“Why Does This @#%& Happen to Me?”

Hello, friends. Is your life just brimming with holiday merriment these days? (And by “merriment,” I mean total and utter chaos.) Mine is. Here’s an example.

This past weekend, my brother-in-law came for a visit, which was awesome. But it’s the first time we’ve had an overnight guest in a while, and our guest room doubles as my office. And the guest room/office was a complete mess that I’ve ignored for too long (confession: YEARS), so I had to spend some time cleaning. It took me a week to clean it, in fact — though I had to clean at night, since I spend my days working and running after a very active toddler. Needless to say, I didn’t get a lot of sleep in the lead-up to the visit. And then, on Saturday, our kiddo came down with a cold.

I went to bed exhausted on Saturday night, but I was woken up at 2am by the kiddo crying for me. “Woken up” is an overstatement; I stumbled out of bed only half-awake and headed in the direction of the crying as quickly as possible.
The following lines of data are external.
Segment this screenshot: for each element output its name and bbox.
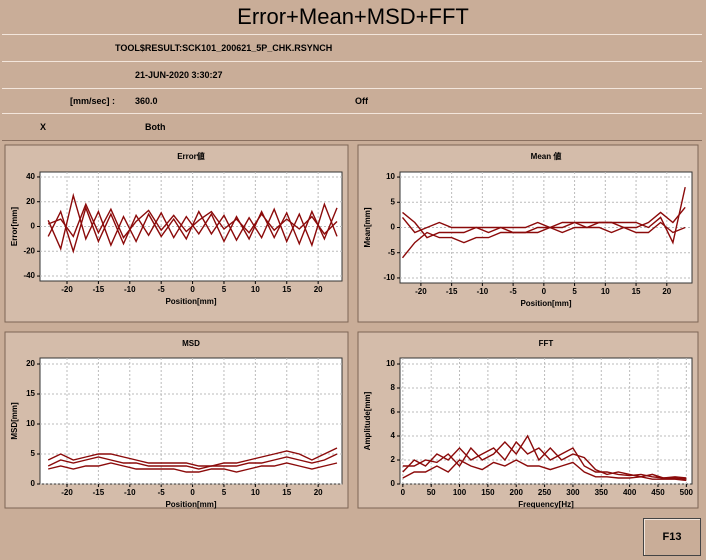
x-tick-label: 20 [314, 488, 323, 497]
y-axis-label: Error[mm] [10, 207, 19, 246]
y-tick-label: -40 [23, 271, 35, 280]
speed: 360.0 [135, 96, 158, 106]
y-tick-label: 5 [31, 449, 36, 458]
y-tick-label: 0 [31, 222, 36, 231]
data-line [47, 453, 338, 470]
chart-title: FFT [539, 339, 554, 348]
mode: Off [355, 96, 368, 106]
y-tick-label: 8 [391, 383, 396, 392]
x-tick-label: 400 [623, 488, 637, 497]
y-tick-label: 6 [391, 407, 396, 416]
x-tick-label: 10 [251, 285, 260, 294]
x-tick-label: -10 [124, 488, 136, 497]
x-tick-label: 0 [401, 488, 406, 497]
x-tick-label: 5 [222, 488, 227, 497]
x-tick-label: 20 [314, 285, 323, 294]
y-tick-label: 0 [391, 479, 396, 488]
x-tick-label: 0 [190, 285, 195, 294]
x-tick-label: -20 [61, 285, 73, 294]
y-tick-label: 10 [26, 419, 35, 428]
x-tick-label: 500 [680, 488, 694, 497]
info-row: X Both [2, 113, 702, 141]
x-axis-label: Position[mm] [165, 500, 216, 509]
x-tick-label: 0 [542, 287, 547, 296]
chart-title: Error値 [177, 151, 205, 161]
x-tick-label: 0 [190, 488, 195, 497]
y-axis-label: MSD[mm] [10, 402, 19, 440]
x-tick-label: -15 [93, 488, 105, 497]
x-tick-label: -10 [124, 285, 136, 294]
y-tick-label: -10 [383, 273, 395, 282]
plot-area [39, 357, 343, 485]
y-tick-label: -20 [23, 246, 35, 255]
data-line [402, 434, 687, 480]
x-tick-label: -10 [477, 287, 489, 296]
file-name: TOOL$RESULT:SCK101_200621_5P_CHK.RSYNCH [115, 43, 333, 53]
x-tick-label: -20 [61, 488, 73, 497]
x-tick-label: 200 [510, 488, 524, 497]
y-tick-label: 0 [31, 479, 36, 488]
x-tick-label: 300 [566, 488, 580, 497]
x-axis-label: Position[mm] [520, 299, 571, 308]
plot-area [399, 357, 693, 485]
y-tick-label: 20 [26, 359, 35, 368]
data-line [47, 202, 338, 239]
x-tick-label: -15 [446, 287, 458, 296]
x-tick-label: -15 [93, 285, 105, 294]
y-tick-label: 40 [26, 172, 35, 181]
y-tick-label: 10 [386, 172, 395, 181]
chart-title: MSD [182, 339, 200, 348]
x-tick-label: -20 [415, 287, 427, 296]
x-tick-label: 15 [282, 285, 291, 294]
x-tick-label: 10 [601, 287, 610, 296]
x-tick-label: 15 [632, 287, 641, 296]
y-tick-label: 15 [26, 389, 35, 398]
x-axis-label: Position[mm] [165, 297, 216, 306]
data-line [401, 221, 686, 259]
x-axis-label: Frequency[Hz] [518, 500, 574, 509]
x-tick-label: 15 [282, 488, 291, 497]
x-tick-label: 100 [453, 488, 467, 497]
charts: Error値 Position[mm] Error[mm] -20 -15 -10 -5 0 5… [4, 144, 699, 509]
x-tick-label: 10 [251, 488, 260, 497]
y-tick-label: 2 [391, 455, 396, 464]
y-tick-label: 20 [26, 197, 35, 206]
datetime: 21-JUN-2020 3:30:27 [135, 70, 223, 80]
data-line [401, 186, 686, 245]
y-tick-label: 10 [386, 359, 395, 368]
page-title: Error+Mean+MSD+FFT [237, 4, 469, 29]
axis: X [40, 122, 47, 132]
y-tick-label: 5 [391, 197, 396, 206]
x-tick-label: 250 [538, 488, 552, 497]
x-tick-label: 5 [572, 287, 577, 296]
x-tick-label: 450 [651, 488, 665, 497]
y-axis-label: Amplitude[mm] [363, 391, 372, 450]
x-tick-label: 350 [595, 488, 609, 497]
x-tick-label: -5 [158, 285, 166, 294]
data-line [47, 447, 338, 467]
speed-unit: [mm/sec] : [70, 96, 116, 106]
x-tick-label: 50 [427, 488, 436, 497]
x-tick-label: -5 [510, 287, 518, 296]
chart-title: Mean 値 [531, 151, 562, 161]
y-tick-label: 4 [391, 431, 396, 440]
x-tick-label: -5 [158, 488, 166, 497]
y-tick-label: 0 [391, 223, 396, 232]
f13-button[interactable]: F13 [643, 518, 701, 556]
data-line [402, 206, 686, 239]
x-tick-label: 20 [662, 287, 671, 296]
x-tick-label: 150 [481, 488, 495, 497]
x-tick-label: 5 [222, 285, 227, 294]
direction: Both [145, 122, 166, 132]
y-tick-label: -5 [388, 248, 396, 257]
y-axis-label: Mean[mm] [363, 207, 372, 247]
data-line [48, 462, 338, 473]
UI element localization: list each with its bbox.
This was a mistake, for several reasons.

  1. As mentioned, I was only half-awake; I’m not even sure my eyes were open.
  2. I was moving way too fast.
  3. So fast, in fact, that I neglected to open our closed bedroom door.

WHAM. My face, particularly my nose, came in full contact with the door, a la Wile E. Coyote after the Road Runner paints a picture of a tunnel on a rock.

While my husband attended to our son (who, it turns out, just needed a tissue), I spent the remainder of the night writhing in pain in the fetal position with an ice pack on my face, moaning “Why does this @#%& happen to me?” and “Do you think I broke my nose?”

Luckily, I didn’t break my nose; I just hope the headaches and bruising clear up by Christmas. As for why this @#%& happens to me, I can only come to one conclusion — that it continues to give me stories to entertain you.

P.S. Speaking of entertaining, on Friday I will be posting a schedule of my upcoming events and appearances to promote The Unintentional Adventures of the Bland Sisters: The Jolly Regina. I’ve been brushing up on my pirate talk, so I hope I might see you!

8 thoughts on ““Why Does This @#%& Happen to Me?”

  1. The severity of the parental injury is inversely related to the size of the child’s need. In severe injury-to-parent cases, the child’s need can almost always be classified as a “need”. Sorry Buuuuud.

  2. Can we rearrange your bangs to cover the bruising? 😦
    I don’t mean to giggle or make light, but I had a similar thing happen last week; but with stairs and a bruised tailbone!